Sumatran tiger's forest home a top climate change priority

The 143,000-hectare Berbak National Park in Sumatra has become an official REDD+ Demonstration site, pointing the way to greater financial and political support to tackle illegal logging and deforestation. Forests store large amounts of carbon, so when they are cut down and burned to clear the land this stored carbon is released into the atmosphere. Tropical deforestation generates about 12% of global greenhouse gas emissions. In response to this the UN is designing a mechanism, called REDD+, to help tropical countries protect their forests, and the endangered wildlife within them.

Norway has already committed 1 billion dollars in support of Indonesia’s REDD+ action plan, with the Indonesian government also preparing to use more of its own national budget to save its forests, starting with priority ‘demonstration’ sites like Berbak.
Berbak – an area of forest the size of London – is a key breeding ground for the Sumatran tiger and over the past four years the Zoological Society of London’s (ZSL) camera trap studies have recorded enough photographs of the tiger population to establish the site’s critical role in the future of the subspecies. Every year, however, logging, drainage canals and encroaching farmland damage the forest and the fragile deep peat soils on which it sits. This damage is releasing millions of tonnes of the greenhouse gas, carbon dioxide. Action is urgently needed to save the habitat and reduce carbon emissions.

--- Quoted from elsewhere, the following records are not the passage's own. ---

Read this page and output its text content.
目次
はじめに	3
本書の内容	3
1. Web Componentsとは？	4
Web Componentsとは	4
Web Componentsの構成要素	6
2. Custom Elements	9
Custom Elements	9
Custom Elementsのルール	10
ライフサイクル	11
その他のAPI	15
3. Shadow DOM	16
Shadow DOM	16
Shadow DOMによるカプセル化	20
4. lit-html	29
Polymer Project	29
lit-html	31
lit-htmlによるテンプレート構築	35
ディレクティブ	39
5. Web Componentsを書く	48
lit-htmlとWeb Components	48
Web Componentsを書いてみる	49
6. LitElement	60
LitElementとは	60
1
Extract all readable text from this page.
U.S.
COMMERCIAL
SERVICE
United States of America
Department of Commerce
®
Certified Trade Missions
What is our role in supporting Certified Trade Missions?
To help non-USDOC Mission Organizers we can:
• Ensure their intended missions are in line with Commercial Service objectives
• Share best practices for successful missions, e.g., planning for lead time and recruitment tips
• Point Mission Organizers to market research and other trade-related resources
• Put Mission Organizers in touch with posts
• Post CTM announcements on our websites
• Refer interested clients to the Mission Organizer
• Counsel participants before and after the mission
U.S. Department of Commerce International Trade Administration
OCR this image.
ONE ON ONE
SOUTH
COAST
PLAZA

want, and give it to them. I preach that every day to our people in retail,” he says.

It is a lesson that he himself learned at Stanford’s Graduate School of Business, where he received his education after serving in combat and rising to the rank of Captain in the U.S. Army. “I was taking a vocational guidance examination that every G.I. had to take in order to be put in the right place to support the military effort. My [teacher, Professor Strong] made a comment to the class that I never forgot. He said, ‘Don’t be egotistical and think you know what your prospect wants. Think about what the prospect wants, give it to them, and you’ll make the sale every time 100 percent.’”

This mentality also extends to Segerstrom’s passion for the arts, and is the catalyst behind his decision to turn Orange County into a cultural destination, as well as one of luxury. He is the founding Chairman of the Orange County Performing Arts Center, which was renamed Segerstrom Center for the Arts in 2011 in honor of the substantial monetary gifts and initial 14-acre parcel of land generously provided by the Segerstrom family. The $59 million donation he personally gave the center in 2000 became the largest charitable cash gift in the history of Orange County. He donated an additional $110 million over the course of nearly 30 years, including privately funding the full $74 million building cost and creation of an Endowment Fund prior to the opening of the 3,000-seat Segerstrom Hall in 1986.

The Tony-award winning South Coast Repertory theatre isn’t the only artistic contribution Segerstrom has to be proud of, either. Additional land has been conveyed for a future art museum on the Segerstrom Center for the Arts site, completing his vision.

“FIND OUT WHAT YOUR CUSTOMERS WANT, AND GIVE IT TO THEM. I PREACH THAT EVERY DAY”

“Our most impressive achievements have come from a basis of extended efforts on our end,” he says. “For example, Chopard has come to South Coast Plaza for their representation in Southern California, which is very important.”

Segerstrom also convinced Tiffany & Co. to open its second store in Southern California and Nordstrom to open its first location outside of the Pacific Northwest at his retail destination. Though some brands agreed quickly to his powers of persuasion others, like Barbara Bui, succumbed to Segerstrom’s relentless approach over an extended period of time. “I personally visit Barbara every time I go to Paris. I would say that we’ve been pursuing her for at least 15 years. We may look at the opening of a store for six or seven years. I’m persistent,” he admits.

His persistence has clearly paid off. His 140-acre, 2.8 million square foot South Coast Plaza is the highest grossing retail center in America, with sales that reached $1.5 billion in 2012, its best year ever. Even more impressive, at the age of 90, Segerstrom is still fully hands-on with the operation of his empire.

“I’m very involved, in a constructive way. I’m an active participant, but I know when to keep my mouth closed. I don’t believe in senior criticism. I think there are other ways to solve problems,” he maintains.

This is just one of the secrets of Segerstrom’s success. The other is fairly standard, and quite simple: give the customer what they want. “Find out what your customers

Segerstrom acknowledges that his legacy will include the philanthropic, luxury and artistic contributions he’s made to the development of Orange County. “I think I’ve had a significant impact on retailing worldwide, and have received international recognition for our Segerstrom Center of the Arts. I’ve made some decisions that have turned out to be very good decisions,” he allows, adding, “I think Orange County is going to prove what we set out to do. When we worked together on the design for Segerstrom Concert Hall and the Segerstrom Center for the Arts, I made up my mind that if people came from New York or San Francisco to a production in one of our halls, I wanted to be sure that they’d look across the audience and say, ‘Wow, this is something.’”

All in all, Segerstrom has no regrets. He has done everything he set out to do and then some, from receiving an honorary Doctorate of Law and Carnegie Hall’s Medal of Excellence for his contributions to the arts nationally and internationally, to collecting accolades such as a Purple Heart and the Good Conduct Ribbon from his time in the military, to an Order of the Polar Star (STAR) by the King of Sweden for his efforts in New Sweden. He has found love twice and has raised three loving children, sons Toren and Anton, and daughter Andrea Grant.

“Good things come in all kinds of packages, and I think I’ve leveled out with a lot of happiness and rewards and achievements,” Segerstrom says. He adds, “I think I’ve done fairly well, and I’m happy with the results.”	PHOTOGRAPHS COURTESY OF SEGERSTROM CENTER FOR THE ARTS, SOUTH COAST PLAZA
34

Since 2009, ZSL has led the ‘Berbak Carbon Initiative’ alongside the National Park agency, gathering the evidence base for the Indonesian government’s decision. Berbak’s approval as an official REDD+ demonstration site gives a green light for efforts to be ramped up to save its threatened carbon and biodiversity.

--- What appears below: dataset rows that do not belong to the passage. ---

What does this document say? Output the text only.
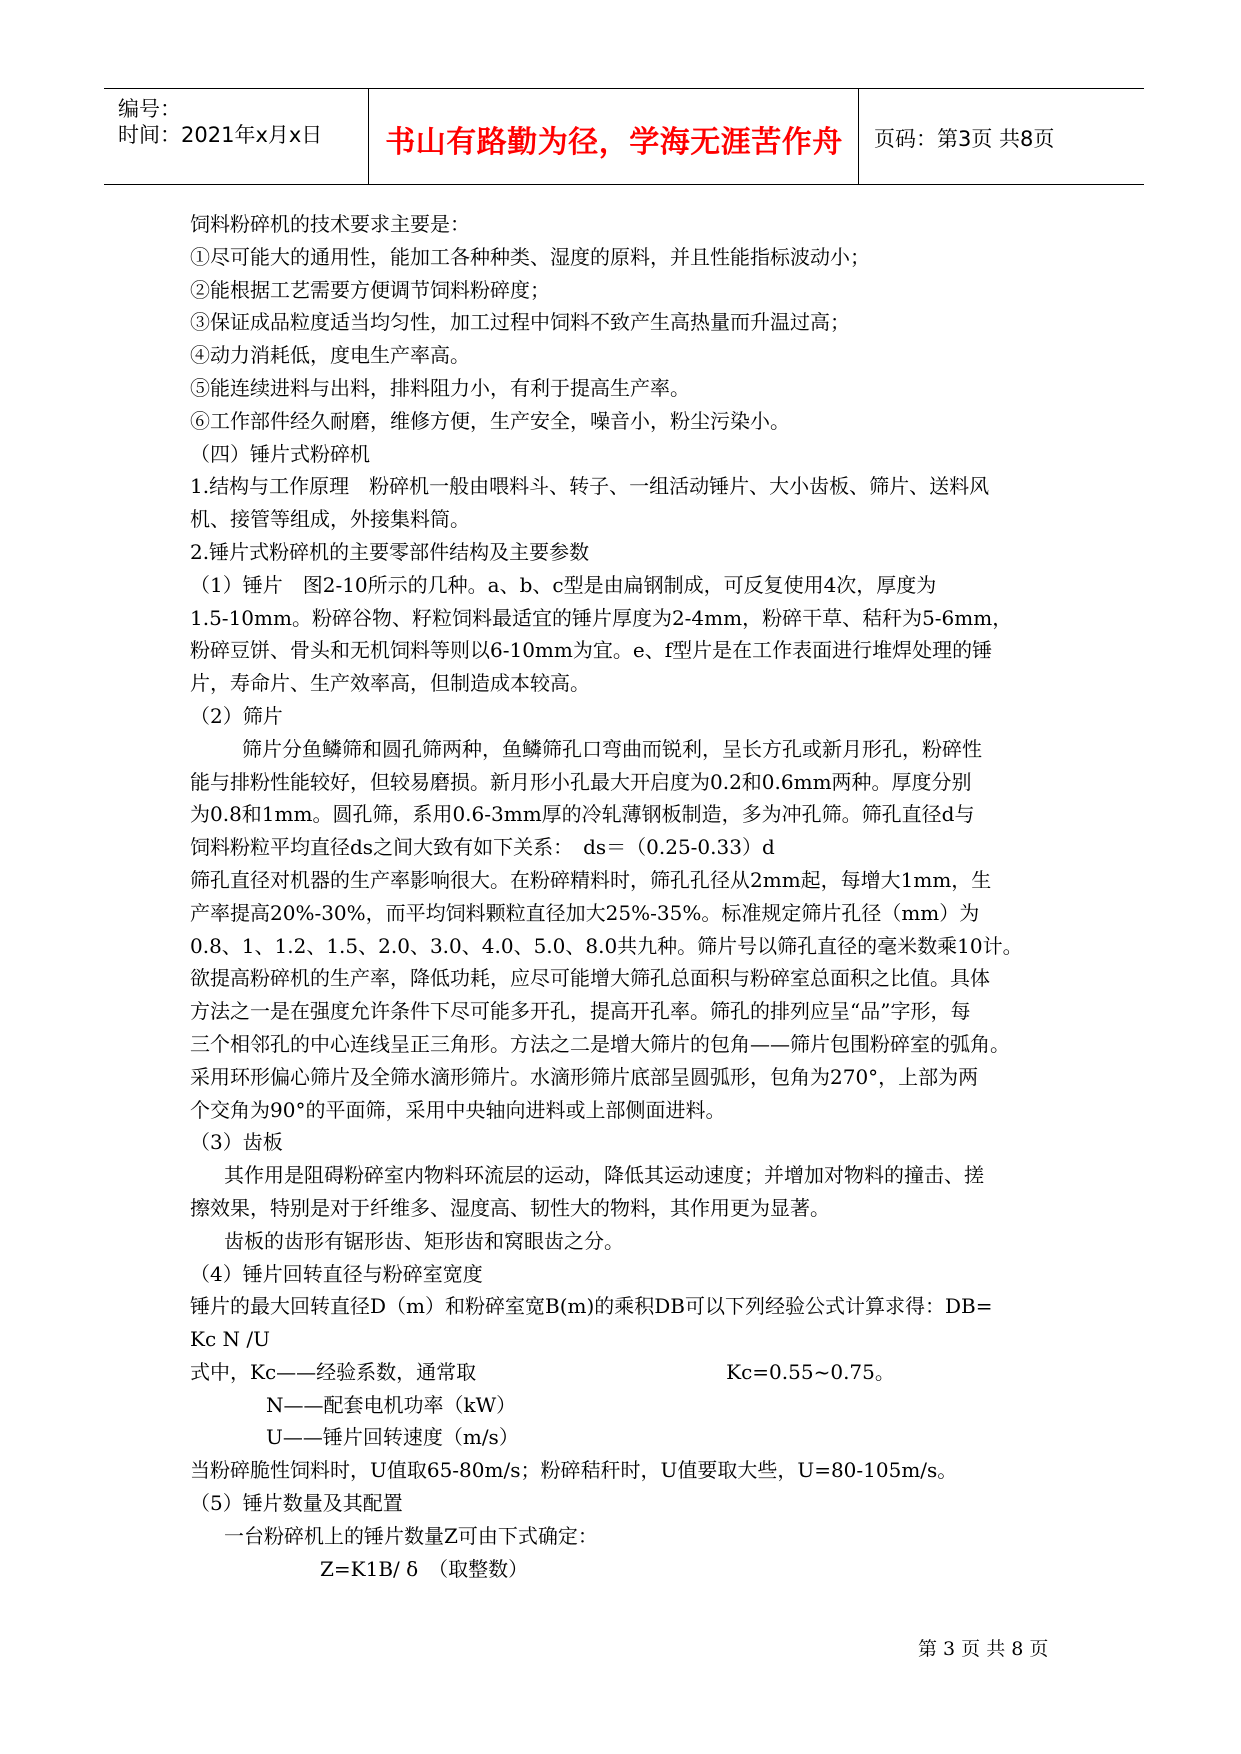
编号：
时间：2021年x月x日	书山有路勤为径，学海无涯苦作舟	页码：第3页 共8页

饲料粉碎机的技术要求主要是：

①尽可能大的通用性，能加工各种种类、湿度的原料，并且性能指标波动小；

②能根据工艺需要方便调节饲料粉碎度；

③保证成品粒度适当均匀性，加工过程中饲料不致产生高热量而升温过高；

④动力消耗低，度电生产率高。

⑤能连续进料与出料，排料阻力小，有利于提高生产率。

⑥工作部件经久耐磨，维修方便，生产安全，噪音小，粉尘污染小。

（四）锤片式粉碎机

1.结构与工作原理　粉碎机一般由喂料斗、转子、一组活动锤片、大小齿板、筛片、送料风

机、接管等组成，外接集料筒。

2.锤片式粉碎机的主要零部件结构及主要参数

（1）锤片　图2-10所示的几种。a、b、c型是由扁钢制成，可反复使用4次，厚度为

1.5-10mm。粉碎谷物、籽粒饲料最适宜的锤片厚度为2-4mm，粉碎干草、秸秆为5-6mm，

粉碎豆饼、骨头和无机饲料等则以6-10mm为宜。e、f型片是在工作表面进行堆焊处理的锤

片，寿命片、生产效率高，但制造成本较高。

（2）筛片

筛片分鱼鳞筛和圆孔筛两种，鱼鳞筛孔口弯曲而锐利，呈长方孔或新月形孔，粉碎性

能与排粉性能较好，但较易磨损。新月形小孔最大开启度为0.2和0.6mm两种。厚度分别

为0.8和1mm。圆孔筛，系用0.6-3mm厚的冷轧薄钢板制造，多为冲孔筛。筛孔直径d与

饲料粉粒平均直径ds之间大致有如下关系：　ds＝（0.25-0.33）d

筛孔直径对机器的生产率影响很大。在粉碎精料时，筛孔孔径从2mm起，每增大1mm，生

产率提高20%-30%，而平均饲料颗粒直径加大25%-35%。标准规定筛片孔径（mm）为

0.8、1、1.2、1.5、2.0、3.0、4.0、5.0、8.0共九种。筛片号以筛孔直径的毫米数乘10计。

欲提高粉碎机的生产率，降低功耗，应尽可能增大筛孔总面积与粉碎室总面积之比值。具体

方法之一是在强度允许条件下尽可能多开孔，提高开孔率。筛孔的排列应呈“品”字形，每

三个相邻孔的中心连线呈正三角形。方法之二是增大筛片的包角——筛片包围粉碎室的弧角。

采用环形偏心筛片及全筛水滴形筛片。水滴形筛片底部呈圆弧形，包角为270°，上部为两

个交角为90°的平面筛，采用中央轴向进料或上部侧面进料。

（3）齿板

其作用是阻碍粉碎室内物料环流层的运动，降低其运动速度；并增加对物料的撞击、搓

擦效果，特别是对于纤维多、湿度高、韧性大的物料，其作用更为显著。

齿板的齿形有锯形齿、矩形齿和窝眼齿之分。

（4）锤片回转直径与粉碎室宽度

锤片的最大回转直径D（m）和粉碎室宽B(m)的乘积DB可以下列经验公式计算求得：DB=

Kc N /U

式中，Kc——经验系数，通常取	Kc=0.55~0.75。

N——配套电机功率（kW）

U——锤片回转速度（m/s）

当粉碎脆性饲料时，U值取65-80m/s；粉碎秸秆时，U值要取大些，U=80-105m/s。

（5）锤片数量及其配置

一台粉碎机上的锤片数量Z可由下式确定：

Z=K1B/ δ　（取整数）

第 3 页 共 8 页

Laura D’Arcy, Country Manager for ZSL’s Indonesia Programme says: “We are delighted that our applied biodiversity research and teamwork with the National Park agency has helped to put Berbak on the map in the national REDD+ action plan. Together we are ready to step up our efforts to create long-term benefits for conservation, communities and the climate.”

Over the next five years, ZSL and the National Park agency will aim to make a forest teeming with wildlife financially productive for the Indonesian economy without the need to cut it down and replace it with plantations. Donor countries such as Norway, Germany and the USA, as well as private climate funds will be asked to invest in conservation actions that save Berbak’s massive carbon store while securing its tiger population and improving the livelihoods of local communities surrounding the park. The lessons learned from the project will be shared with other parts of the country that are aiming to curb deforestation, as well as across the globe.

Dr Hayani Suprahman, Head of Berbak National Park, says: “Berbak is one of Indonesia’s most important conservation areas. Its recognition as a priority site in our nation’s efforts to tackle deforestation is a vital stepping stone towards protecting its unique natural heritage for generations to come. My team looks forward to developing our partnership with ZSL as we push forward at a new frontier of international cooperation.”